Nell’atra versione, Scilla fa innamorare invece Poseidone. Ma il dio era già sposato con Anfitrite che aveva messo alla luce Tritone. Sarà la moglie del dio del mare a mettere in atto quell’azione che nella precedente versione della storia portò alla trasformazione di Scilla.

Per Cariddi, “Colei che risucchia”, è tutto più semplice. Figlia di Poseidone e di Gea, la Madre Terra, ha sempre un grande appetito. È l’essere più vorace che sia mai esistito. Cariddi è tanto affamata che quando Ercole passa dallo Stretto di Messina con la mandria di Gerione, ruba alcuni buoi per mangiarseli.

Non lo avesse mai fatto.

Zeus le scaglia contro un fulmine trasformandola in mostro. Lei rimarrà sullo Stretto di Messina nella riva opposta a Scilla. Tracanna enormi quantità d’acqua che poi risputa con violenza nel mare causando quei gorghi che inghiottono le navi di passaggio (nell’immagine: Giovanni Angelo Montorsoli – Cariddi, 1557, Messina, Museo Nazionale; prima del terremoto del 1908 era in coppia con la statua di Scilla nella fontana del Nettuno).

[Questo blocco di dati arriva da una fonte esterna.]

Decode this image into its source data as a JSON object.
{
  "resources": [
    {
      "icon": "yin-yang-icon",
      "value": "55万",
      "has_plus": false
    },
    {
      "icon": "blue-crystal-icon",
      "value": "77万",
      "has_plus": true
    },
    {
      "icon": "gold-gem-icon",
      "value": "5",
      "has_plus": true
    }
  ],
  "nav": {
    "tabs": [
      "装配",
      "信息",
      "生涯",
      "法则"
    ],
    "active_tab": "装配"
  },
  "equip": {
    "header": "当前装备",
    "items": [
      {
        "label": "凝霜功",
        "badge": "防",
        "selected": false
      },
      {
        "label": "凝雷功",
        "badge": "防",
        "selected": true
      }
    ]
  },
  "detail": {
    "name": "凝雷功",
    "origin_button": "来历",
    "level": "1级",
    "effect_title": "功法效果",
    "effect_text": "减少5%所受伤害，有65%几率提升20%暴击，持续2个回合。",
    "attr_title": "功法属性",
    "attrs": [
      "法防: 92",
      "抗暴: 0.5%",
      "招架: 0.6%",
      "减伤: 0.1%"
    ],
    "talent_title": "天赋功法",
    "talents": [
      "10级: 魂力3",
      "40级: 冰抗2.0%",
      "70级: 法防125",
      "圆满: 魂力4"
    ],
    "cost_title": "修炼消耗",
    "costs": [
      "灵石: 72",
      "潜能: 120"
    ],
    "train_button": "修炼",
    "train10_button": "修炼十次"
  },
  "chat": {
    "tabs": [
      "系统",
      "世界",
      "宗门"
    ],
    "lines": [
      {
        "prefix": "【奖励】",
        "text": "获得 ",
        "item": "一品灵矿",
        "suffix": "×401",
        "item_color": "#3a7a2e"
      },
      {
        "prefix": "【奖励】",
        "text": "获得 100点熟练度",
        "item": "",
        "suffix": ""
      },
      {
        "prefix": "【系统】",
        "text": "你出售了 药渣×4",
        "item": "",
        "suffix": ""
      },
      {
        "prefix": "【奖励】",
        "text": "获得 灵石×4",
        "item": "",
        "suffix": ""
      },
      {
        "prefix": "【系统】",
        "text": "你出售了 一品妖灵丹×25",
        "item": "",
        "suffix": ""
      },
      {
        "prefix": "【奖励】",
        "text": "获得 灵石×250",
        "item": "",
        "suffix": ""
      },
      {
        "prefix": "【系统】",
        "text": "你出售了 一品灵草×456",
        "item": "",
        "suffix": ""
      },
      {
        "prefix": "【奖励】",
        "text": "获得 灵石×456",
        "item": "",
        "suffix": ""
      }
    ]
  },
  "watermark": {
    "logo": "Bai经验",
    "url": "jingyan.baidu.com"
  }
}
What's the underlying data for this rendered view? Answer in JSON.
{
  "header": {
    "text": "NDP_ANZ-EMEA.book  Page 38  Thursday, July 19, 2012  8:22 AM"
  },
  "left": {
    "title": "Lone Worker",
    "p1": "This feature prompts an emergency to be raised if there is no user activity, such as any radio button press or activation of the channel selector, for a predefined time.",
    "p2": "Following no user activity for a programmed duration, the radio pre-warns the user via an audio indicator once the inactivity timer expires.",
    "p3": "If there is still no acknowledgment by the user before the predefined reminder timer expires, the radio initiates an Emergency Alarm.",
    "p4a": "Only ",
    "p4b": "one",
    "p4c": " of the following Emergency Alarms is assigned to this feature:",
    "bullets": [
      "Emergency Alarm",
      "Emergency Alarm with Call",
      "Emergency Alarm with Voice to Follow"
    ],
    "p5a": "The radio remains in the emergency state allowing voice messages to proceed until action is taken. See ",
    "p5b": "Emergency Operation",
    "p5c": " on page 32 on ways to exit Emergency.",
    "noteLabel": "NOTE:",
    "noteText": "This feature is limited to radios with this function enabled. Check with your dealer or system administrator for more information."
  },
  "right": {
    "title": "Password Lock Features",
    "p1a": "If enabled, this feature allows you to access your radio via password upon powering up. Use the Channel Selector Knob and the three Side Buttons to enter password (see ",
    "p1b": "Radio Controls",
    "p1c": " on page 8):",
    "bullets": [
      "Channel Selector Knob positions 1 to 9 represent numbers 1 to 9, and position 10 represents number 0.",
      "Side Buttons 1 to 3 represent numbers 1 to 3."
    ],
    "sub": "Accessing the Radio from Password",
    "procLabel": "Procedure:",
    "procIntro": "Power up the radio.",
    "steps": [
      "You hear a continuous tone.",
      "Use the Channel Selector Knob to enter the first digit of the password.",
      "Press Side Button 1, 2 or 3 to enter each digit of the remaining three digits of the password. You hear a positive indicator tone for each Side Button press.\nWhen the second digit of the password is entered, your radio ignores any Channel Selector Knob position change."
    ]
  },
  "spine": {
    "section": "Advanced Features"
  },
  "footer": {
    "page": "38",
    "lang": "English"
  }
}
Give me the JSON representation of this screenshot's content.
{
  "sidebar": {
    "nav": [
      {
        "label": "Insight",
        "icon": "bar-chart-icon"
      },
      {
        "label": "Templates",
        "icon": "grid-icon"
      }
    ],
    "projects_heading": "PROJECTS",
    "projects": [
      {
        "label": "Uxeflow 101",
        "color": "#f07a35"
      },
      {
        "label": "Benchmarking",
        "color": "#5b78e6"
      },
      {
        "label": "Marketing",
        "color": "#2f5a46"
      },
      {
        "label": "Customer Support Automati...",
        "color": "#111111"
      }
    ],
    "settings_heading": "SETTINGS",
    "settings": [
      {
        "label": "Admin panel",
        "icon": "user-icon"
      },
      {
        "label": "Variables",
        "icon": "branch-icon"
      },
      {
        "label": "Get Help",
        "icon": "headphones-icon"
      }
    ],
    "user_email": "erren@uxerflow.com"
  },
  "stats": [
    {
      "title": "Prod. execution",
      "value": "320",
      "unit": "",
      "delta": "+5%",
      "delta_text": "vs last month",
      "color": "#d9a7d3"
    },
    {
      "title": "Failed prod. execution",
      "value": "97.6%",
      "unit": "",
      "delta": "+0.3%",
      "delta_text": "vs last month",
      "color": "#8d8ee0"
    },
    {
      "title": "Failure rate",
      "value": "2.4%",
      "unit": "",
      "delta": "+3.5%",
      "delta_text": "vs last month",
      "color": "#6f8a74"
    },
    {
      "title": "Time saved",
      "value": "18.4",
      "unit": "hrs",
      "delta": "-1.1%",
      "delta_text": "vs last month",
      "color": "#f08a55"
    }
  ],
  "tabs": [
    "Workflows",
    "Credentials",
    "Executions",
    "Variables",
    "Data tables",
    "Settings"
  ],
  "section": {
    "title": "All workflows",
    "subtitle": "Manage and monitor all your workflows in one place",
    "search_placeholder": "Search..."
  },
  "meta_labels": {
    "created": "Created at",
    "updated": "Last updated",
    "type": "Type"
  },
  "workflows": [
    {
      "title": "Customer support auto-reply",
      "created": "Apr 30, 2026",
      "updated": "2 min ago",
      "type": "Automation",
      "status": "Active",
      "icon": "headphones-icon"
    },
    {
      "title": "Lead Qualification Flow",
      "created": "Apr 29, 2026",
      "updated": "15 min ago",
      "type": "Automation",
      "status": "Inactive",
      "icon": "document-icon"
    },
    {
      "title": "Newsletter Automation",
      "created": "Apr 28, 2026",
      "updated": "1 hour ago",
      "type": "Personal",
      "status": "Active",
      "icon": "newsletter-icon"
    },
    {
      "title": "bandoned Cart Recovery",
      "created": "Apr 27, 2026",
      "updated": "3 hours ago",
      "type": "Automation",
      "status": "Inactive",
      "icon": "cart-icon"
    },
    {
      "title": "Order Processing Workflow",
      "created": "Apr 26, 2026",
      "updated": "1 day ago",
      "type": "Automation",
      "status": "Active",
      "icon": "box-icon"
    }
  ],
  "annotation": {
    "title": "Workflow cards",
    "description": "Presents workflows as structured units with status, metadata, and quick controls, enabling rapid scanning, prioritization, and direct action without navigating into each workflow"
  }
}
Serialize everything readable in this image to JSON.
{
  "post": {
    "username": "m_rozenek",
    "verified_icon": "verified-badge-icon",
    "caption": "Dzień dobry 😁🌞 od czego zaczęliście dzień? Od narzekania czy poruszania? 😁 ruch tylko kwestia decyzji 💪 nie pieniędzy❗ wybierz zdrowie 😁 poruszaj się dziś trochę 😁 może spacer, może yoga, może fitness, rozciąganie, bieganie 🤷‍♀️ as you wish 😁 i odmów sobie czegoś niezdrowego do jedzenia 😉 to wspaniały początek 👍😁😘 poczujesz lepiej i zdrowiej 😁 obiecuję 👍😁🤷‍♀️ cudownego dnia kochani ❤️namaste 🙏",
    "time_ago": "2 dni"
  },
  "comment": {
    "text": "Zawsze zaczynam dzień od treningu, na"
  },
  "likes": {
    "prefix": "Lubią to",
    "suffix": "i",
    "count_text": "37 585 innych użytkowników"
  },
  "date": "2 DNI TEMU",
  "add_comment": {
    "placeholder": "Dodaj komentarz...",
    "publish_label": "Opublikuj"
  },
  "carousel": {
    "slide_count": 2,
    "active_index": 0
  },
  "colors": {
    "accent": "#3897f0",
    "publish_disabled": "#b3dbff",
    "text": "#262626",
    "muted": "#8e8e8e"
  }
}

Dall’Odissea di Omero, Libro XII, 101-104: “L’altro scoglio, più basso tu lo vedrai, Odisseo, vicini uno all’altro, dall’uno potresti colpir l’altro di freccia. Su questo c’è un fico grande, ricco di foglie; e sotto Cariddi gloriosa l’acqua livida assorbe. Tre volte al giorno la vomita e tre la riassorbe paurosamente. Ah, che tu non sia là quando riassorbe”.